Pollmann, S., Weidner, R., Müller, H. J., & von Cramon, D. Y. (2000). A fronto-posterior network involved in visual dimension changes. Journal of Cognitive Neuroscience, 12(3), 480-494. doi:10.1162/089892900562156.


Cite as: https://hdl.handle.net/11858/00-001M-0000-0010-9B3C-E
Abstract
Objects characterized by a unique visual feature may pop out of their environment. When participants have to search for such “odd-one-out” targets, detection is facilitated when targets are consistently defined within the same feature dimension (e.g., color) compared with when the target dimension is uncertain (e.g., color or motion).
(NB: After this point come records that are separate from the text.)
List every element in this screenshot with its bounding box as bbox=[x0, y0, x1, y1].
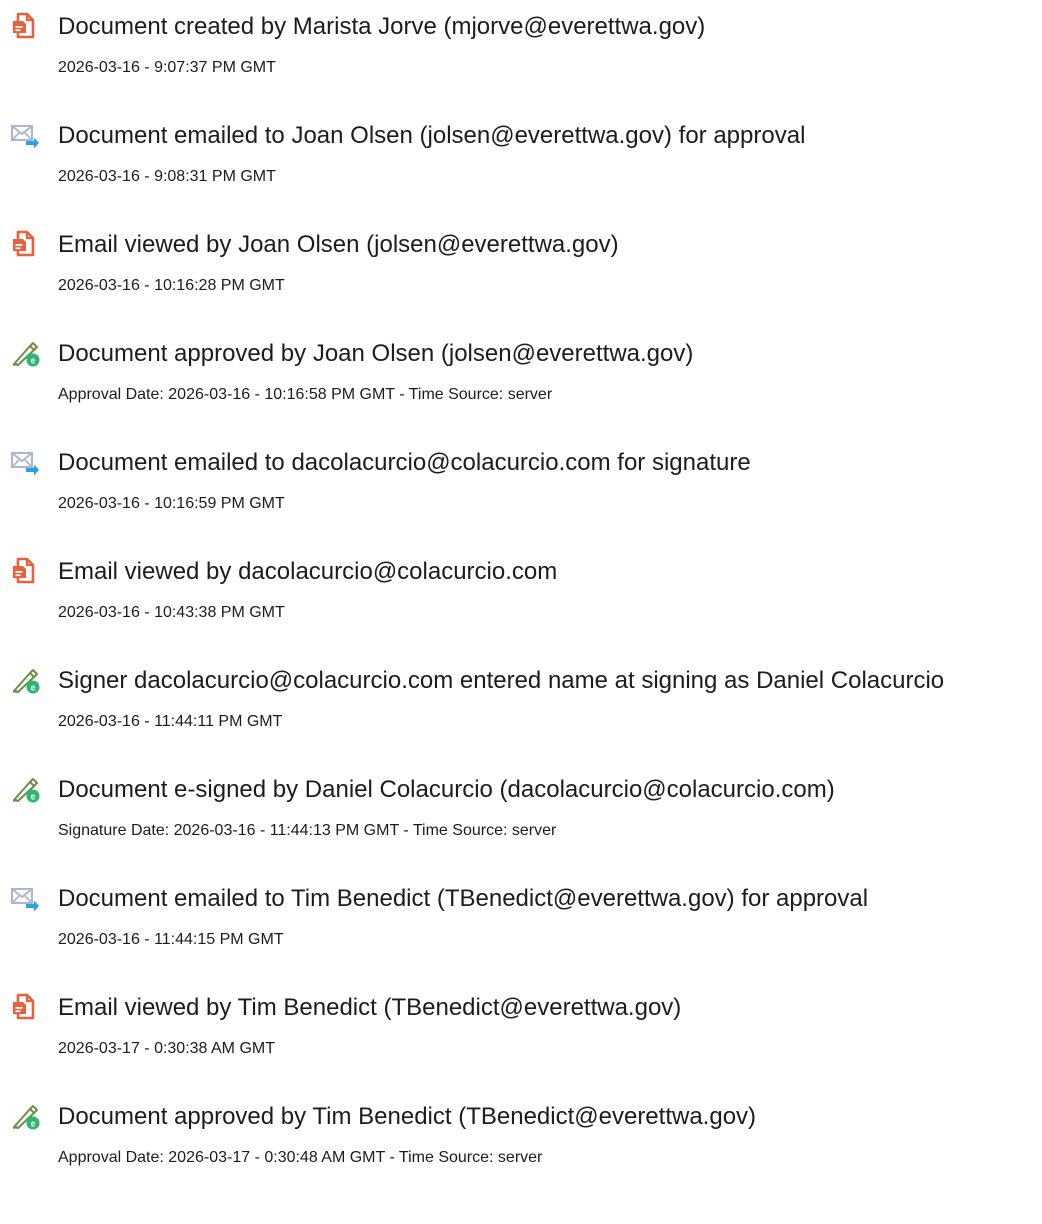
signature-icon: e bbox=[10, 1101, 40, 1131]
event-timestamp: 2026-03-16 - 10:16:28 PM GMT bbox=[58, 277, 285, 294]
document-icon bbox=[10, 11, 40, 41]
event-title: Email viewed by Joan Olsen (jolsen@evere… bbox=[58, 231, 619, 258]
audit-event: Document emailed to Tim Benedict (TBened… bbox=[0, 872, 1042, 952]
email-icon bbox=[10, 120, 40, 150]
audit-event: e Document approved by Tim Benedict (TBe… bbox=[0, 1090, 1042, 1170]
audit-event: Email viewed by Tim Benedict (TBenedict@… bbox=[0, 981, 1042, 1061]
audit-event: e Signer dacolacurcio@colacurcio.com ent… bbox=[0, 654, 1042, 734]
signature-icon: e bbox=[10, 774, 40, 804]
svg-text:e: e bbox=[30, 792, 35, 802]
event-timestamp: Approval Date: 2026-03-17 - 0:30:48 AM G… bbox=[58, 1149, 543, 1166]
event-timestamp: 2026-03-16 - 10:43:38 PM GMT bbox=[58, 604, 285, 621]
email-icon bbox=[10, 883, 40, 913]
event-timestamp: 2026-03-16 - 9:08:31 PM GMT bbox=[58, 168, 276, 185]
document-icon bbox=[10, 992, 40, 1022]
event-title: Email viewed by dacolacurcio@colacurcio.… bbox=[58, 558, 558, 585]
event-title: Document approved by Tim Benedict (TBene… bbox=[58, 1103, 757, 1130]
event-title: Document created by Marista Jorve (mjorv… bbox=[58, 13, 706, 40]
audit-event: Email viewed by Joan Olsen (jolsen@evere… bbox=[0, 218, 1042, 298]
event-timestamp: 2026-03-16 - 9:07:37 PM GMT bbox=[58, 59, 276, 76]
document-icon bbox=[10, 229, 40, 259]
audit-event: Document created by Marista Jorve (mjorv… bbox=[0, 0, 1042, 80]
signature-icon: e bbox=[10, 665, 40, 695]
svg-text:e: e bbox=[30, 683, 35, 693]
event-timestamp: Signature Date: 2026-03-16 - 11:44:13 PM… bbox=[58, 822, 557, 839]
event-timestamp: 2026-03-17 - 0:30:38 AM GMT bbox=[58, 1040, 275, 1057]
audit-event: e Document e-signed by Daniel Colacurcio… bbox=[0, 763, 1042, 843]
event-title: Document emailed to dacolacurcio@colacur… bbox=[58, 449, 751, 476]
svg-text:e: e bbox=[30, 356, 35, 366]
event-timestamp: Approval Date: 2026-03-16 - 10:16:58 PM … bbox=[58, 386, 553, 403]
event-timestamp: 2026-03-16 - 10:16:59 PM GMT bbox=[58, 495, 285, 512]
audit-event: Document emailed to Joan Olsen (jolsen@e… bbox=[0, 109, 1042, 189]
audit-event: Document emailed to dacolacurcio@colacur… bbox=[0, 436, 1042, 516]
audit-event: e Document approved by Joan Olsen (jolse… bbox=[0, 327, 1042, 407]
audit-event: Email viewed by dacolacurcio@colacurcio.… bbox=[0, 545, 1042, 625]
event-title: Document emailed to Tim Benedict (TBened… bbox=[58, 885, 869, 912]
signature-icon: e bbox=[10, 338, 40, 368]
event-title: Document emailed to Joan Olsen (jolsen@e… bbox=[58, 122, 806, 149]
document-icon bbox=[10, 556, 40, 586]
event-timestamp: 2026-03-16 - 11:44:11 PM GMT bbox=[58, 713, 283, 730]
event-title: Email viewed by Tim Benedict (TBenedict@… bbox=[58, 994, 682, 1021]
event-timestamp: 2026-03-16 - 11:44:15 PM GMT bbox=[58, 931, 284, 948]
email-icon bbox=[10, 447, 40, 477]
svg-text:e: e bbox=[30, 1119, 35, 1129]
event-title: Document approved by Joan Olsen (jolsen@… bbox=[58, 340, 694, 367]
event-title: Document e-signed by Daniel Colacurcio (… bbox=[58, 776, 835, 803]
event-title: Signer dacolacurcio@colacurcio.com enter… bbox=[58, 667, 945, 694]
Further, with dimensional uncertainty, there is a cost when a given target is defined in a different dimension to the preceding target, relative to when the critical dimension remains the same. Behavioral evidence suggests that a target dimension change involves a shift of attention to the new dimension. The present fMRI study revealed increased activation in the left frontopolar cortex, as well as in posterior visual areas of the dorsal and ventral streams, specific to changes in the target dimension. In contrast, activation in the striate cortex was decreased. This pattern suggests control of cross-dimensional attention shifts by the frontopolar cortex, modulating visual cortical processing by increased activation in higher-tier visual areas and suppression of activation in lower-tier areas.